Love carries a feeling. Not every second of every minute, of course, but it has frequent enough feeling involved in it to characterize the whole attachment. Is that fair enough? We know this instinctively with every other relationship in the human experience. Set aside all the times we toss around the word love to convey how we feel about a movie or a meal and let’s limit it to the real thing.
If I ask you which of your friends you really like and which of your friends you truly love, you’d answer the latter with the names of those who draw the deepest affections from you. If you’re a mom and I ask you to describe your love for your children, your response would be incomplete without references to the feelings and emotions they stir up in you. Let’s switch sides at the table and have you ask me a question.
How about this one: “Beth, do you love your husband?”
You’d want to punch me if I launched headlong into, “Of course I do!

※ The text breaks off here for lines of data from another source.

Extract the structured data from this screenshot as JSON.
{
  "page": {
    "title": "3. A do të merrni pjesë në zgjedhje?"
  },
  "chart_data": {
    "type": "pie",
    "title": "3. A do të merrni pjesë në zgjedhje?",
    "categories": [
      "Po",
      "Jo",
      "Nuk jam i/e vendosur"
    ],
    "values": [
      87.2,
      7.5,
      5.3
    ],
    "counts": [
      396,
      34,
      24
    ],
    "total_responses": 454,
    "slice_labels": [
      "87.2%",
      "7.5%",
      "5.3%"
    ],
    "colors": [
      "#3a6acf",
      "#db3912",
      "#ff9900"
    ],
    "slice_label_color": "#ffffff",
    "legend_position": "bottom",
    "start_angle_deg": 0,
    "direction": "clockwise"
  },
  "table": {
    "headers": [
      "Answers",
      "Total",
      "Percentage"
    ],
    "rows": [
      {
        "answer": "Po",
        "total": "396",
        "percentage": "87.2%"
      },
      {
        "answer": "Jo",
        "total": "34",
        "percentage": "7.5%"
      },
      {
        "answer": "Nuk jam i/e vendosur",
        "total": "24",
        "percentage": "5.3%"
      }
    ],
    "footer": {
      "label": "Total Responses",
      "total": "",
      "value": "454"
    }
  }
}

I cook for him every single day, I iron his shirts, gas up his car, drive right behind him in mine, and I do every single thing he tells me to do.”
Wouldn’t you want to say, “I didn’t ask you if you work hard for your husband. I asked you if you loved him”?
We don’t give a second thought to characterizing love primarily by feelings in our human relationships but, somehow, when it comes to Jesus, the definition shifts. The difference is understandable, of course. He is not visible. It’s easy to subconsciously conclude that, since Jesus is unseeable, love for Jesus is probably unfeelable. With this view, love for Jesus is most about doing and least about feeling. Not only is this view misleading, it’s woefully dissatisfying. In fact, Christ’s point with Simon Peter in their dialogue in John 21 was that the doing he was assigning him (“feed my sheep”) could only be sustained and satisfied for the long haul through the loving.